New Jersey will become the first state in four decades to abolish the death penalty under a measure lawmakers approved Thursday and the governor intends to sign within days.
Assembly members voted 44-36 to replace the death sentence with life in prison without parole. The state Senate approved the bill Monday, and Gov. Jon S. Corzine, a Democrat, has said he will sign the bill within a week.
A special state commission found in January that the death penalty was a more expensive sentence than life in prison, hasn’t deterred murder and risks killing an innocent person.
“We would be better served as a society by having a clear and certain outcome for individuals that carry out heinous crimes,” Corzine said. “That’s what I think we’re doing, making certain that individuals would be imprisoned without any possibility of parole.”
The measure would spare eight men on the state’s death row, including Jesse Timmendequas, a sex offender convicted of murdering 7-year-old Megan Kanka in 1994. That case sparked a Megan’s Law, which requires law enforcement agencies to notify the public about convicted sex offenders living in their communities.
Marilyn Flax, whose husband Irving was kidnapped and murdered in 1989 by death row inmate John Martini Sr., said she seethes at the thought Martini will remain alive “while my innocent, loving, adoring husband lies in a grave.”
The problem of course is that there really isn’t such a thing as “Life without Parole” because the sentence can always be commuted. It becomes a clever game of “bait and switch”. Those who today loudly work to substitute life without parole for death will quietly work tomorrow to commute the sentence. For they believe that both sentences contain the same basic seed of evil – punishment without hope.
I could live without the death penalty. I simply require an equivalent punishment that with certainty inflicts punishment without hope; the painful relentless grind of a joyless life devoid of comfort, amusement, and pleasure, and the certain knowledge that it will continue until death. Anything less devalues the the life of the victim of the crime. For the dead have none of these things. So if not death then as punishment the murderer must suffer living death.
Do we have the fortitude to do this? Too many think people go to prison as punishment. In fact people go to prison for punishment. The man who otherwise would be put to death should have no books, no TV, no paper, no variety of food. No holidays, no games, no visitors, no contacts. Only hard painful labor, and a dark cell until the day he dies. For the dead have none of these good things, but only darkness.
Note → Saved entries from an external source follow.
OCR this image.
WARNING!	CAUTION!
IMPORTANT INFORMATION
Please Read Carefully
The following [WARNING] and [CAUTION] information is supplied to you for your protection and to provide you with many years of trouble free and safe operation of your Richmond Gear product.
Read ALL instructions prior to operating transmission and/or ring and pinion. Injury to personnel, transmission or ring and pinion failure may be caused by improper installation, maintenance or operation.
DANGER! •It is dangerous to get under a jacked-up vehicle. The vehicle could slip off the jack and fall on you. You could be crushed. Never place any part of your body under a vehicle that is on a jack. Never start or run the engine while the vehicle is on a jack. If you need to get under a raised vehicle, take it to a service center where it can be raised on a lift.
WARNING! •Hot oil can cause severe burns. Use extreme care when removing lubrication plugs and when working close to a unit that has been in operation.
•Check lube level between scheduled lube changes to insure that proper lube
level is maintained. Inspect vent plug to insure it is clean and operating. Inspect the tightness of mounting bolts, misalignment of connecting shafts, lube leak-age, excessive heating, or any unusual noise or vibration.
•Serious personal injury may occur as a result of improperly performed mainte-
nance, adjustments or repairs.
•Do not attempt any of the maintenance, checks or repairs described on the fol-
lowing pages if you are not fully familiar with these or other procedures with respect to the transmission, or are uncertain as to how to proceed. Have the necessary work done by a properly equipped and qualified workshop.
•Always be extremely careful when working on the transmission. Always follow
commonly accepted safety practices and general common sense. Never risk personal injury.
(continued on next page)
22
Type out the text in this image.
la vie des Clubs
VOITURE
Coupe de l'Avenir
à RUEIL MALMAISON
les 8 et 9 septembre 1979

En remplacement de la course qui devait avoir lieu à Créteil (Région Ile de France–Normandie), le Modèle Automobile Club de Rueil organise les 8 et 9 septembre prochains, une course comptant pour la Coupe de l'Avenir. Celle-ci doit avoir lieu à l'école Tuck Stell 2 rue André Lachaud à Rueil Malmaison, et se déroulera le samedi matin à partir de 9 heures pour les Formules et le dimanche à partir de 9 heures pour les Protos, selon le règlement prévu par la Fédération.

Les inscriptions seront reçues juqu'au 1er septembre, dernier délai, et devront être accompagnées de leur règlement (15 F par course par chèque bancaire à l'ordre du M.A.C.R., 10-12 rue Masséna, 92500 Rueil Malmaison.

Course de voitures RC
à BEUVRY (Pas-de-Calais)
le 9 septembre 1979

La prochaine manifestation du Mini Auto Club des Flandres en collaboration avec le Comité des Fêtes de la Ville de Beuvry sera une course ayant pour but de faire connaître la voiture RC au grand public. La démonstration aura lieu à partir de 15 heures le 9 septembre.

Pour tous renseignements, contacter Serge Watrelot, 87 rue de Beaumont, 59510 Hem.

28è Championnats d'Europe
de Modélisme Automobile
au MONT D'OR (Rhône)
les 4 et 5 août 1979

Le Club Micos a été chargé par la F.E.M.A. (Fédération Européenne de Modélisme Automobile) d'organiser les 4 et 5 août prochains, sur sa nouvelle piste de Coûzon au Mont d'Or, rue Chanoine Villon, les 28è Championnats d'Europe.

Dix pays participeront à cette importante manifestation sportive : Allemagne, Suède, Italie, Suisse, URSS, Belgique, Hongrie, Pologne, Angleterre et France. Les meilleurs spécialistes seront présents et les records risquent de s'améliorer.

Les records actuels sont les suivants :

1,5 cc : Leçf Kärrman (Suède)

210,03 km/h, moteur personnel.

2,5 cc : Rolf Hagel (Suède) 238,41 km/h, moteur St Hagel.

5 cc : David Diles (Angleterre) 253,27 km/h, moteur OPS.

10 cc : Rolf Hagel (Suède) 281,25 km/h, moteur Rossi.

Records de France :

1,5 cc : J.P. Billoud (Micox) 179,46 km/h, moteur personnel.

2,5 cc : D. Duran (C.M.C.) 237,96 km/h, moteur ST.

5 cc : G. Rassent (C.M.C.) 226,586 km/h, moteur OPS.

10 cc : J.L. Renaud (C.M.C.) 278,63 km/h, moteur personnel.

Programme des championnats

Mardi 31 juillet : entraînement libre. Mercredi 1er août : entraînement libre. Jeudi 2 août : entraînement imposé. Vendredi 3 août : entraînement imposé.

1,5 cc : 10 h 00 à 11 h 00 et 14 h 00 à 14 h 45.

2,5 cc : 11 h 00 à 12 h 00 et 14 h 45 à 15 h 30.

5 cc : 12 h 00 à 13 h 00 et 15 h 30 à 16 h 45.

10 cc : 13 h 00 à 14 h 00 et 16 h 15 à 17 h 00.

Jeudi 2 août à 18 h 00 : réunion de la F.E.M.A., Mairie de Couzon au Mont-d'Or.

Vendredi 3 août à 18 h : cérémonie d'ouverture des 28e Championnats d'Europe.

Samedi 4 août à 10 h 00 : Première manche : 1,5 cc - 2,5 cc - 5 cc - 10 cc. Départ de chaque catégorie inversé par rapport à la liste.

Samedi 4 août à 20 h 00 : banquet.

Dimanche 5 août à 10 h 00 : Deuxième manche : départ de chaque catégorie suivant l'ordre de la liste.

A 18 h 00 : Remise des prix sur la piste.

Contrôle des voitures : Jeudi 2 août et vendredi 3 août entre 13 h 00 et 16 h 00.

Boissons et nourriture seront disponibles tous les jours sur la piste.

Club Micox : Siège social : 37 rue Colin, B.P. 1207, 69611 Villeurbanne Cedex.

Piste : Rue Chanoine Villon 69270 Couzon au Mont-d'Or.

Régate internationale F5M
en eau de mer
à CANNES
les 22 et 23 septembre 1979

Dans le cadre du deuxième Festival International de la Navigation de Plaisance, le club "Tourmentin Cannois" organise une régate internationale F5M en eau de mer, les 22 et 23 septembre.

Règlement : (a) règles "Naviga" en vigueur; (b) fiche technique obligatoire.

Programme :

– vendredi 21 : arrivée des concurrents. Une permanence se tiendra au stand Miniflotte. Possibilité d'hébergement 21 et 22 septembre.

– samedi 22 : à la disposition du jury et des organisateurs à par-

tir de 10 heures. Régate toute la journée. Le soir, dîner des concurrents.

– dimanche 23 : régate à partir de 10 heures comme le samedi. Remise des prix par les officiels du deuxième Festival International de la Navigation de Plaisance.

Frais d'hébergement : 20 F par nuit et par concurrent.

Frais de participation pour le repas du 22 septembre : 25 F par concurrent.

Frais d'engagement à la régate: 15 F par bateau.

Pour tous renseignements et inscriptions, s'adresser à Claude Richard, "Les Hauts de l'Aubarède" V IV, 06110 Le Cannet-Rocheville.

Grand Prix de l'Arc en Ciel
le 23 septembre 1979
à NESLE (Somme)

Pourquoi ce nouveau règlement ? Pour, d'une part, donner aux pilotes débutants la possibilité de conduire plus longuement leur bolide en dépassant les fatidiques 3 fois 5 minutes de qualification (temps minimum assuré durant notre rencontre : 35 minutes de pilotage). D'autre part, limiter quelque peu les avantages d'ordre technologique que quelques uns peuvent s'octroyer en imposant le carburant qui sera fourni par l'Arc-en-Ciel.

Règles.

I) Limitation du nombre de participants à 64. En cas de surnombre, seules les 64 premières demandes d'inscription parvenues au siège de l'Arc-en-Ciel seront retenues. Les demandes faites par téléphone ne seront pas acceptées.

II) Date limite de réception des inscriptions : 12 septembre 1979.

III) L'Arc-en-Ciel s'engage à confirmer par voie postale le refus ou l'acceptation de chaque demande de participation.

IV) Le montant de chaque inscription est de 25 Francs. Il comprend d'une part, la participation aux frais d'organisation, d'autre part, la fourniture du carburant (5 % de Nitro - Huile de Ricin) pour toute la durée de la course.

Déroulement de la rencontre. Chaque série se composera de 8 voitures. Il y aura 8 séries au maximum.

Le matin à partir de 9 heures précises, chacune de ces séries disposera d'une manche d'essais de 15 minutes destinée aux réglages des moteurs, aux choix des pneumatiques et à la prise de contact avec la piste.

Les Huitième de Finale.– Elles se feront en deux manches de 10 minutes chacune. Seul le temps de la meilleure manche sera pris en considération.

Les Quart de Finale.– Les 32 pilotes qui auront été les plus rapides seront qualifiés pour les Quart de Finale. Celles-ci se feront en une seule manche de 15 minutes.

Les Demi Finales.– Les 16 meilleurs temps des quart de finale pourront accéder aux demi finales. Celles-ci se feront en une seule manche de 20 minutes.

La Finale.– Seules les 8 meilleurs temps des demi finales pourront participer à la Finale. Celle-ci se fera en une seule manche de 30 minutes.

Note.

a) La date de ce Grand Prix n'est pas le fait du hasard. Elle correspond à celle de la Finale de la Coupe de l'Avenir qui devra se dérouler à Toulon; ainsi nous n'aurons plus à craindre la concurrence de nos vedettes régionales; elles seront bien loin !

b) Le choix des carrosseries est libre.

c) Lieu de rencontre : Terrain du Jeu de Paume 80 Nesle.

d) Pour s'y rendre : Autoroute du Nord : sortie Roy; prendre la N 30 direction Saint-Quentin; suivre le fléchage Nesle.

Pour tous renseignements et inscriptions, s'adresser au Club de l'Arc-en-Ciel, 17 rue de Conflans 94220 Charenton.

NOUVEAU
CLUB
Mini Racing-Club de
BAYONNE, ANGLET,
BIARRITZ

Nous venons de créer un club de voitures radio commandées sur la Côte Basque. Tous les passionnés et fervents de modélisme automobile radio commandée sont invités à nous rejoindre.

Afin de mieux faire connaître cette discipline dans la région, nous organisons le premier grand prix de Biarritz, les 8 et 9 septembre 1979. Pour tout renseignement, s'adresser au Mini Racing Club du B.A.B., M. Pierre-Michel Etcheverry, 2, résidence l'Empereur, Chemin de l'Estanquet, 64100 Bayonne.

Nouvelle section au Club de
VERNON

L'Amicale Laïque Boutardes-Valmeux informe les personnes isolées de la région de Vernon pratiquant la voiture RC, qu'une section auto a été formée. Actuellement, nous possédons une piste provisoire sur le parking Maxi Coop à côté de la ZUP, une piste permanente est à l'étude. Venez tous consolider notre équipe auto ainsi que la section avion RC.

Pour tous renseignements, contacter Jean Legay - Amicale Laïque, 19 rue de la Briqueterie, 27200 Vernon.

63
Do we have the will to do this? If not, we really haven’t found an adequate substitute for death.
carl
The death penalty is more expensive only because of the proliferation of theoretical and procedural “rights” advanced by the elite lawyer class. The other externality is government funding of criminal defense.
Carl,
You won’t get that alternative, and although I am a death penalty supporter, I don’t think you should. If you’re going to let a man keep breathing, you ought to let him become better while he does.
Also, we’re Christians here, so the dead don’t just have darkness.
Ed
The question in play is whether Life without Parole is an adequate substitute for death. An unwillingness to inpose the harsh conditions I described (and the reality I would hypotheically envision is much harsher than I described) manifestly proves that it is not. Life without parole is a much lighter punishment – as evidenced by the fact that convicts overwhelmingly prefer it to death. Let’s not kid ourselves. Opposition to the death penalty is rooted in a desire to not punish so harshly – to allow the criminal some vision of hope in temporal life.
The dead from the perspective of this world have only darkness. They have been cut off from the temporal world – cut off from those living in it, and from those good things that may be enjoyed. For this the murderer is punished. It is true that men have an eternal destiny. But that does not mitigate the impact of murder on this world. We do not say “The victim was a Christian, so he is better off. His murderer did him a favor in fact. Why then punish him.”
carl
I would not want a person guilty of the horrible crime of murder without mercy to ever walk anywhere as a free person!! Nuff said
Another footnote to the previous comment. Jesus on the cross dying granted mercy and forgiveness of the penitent criminal. But note the criminal still had to accept punishment for his crime.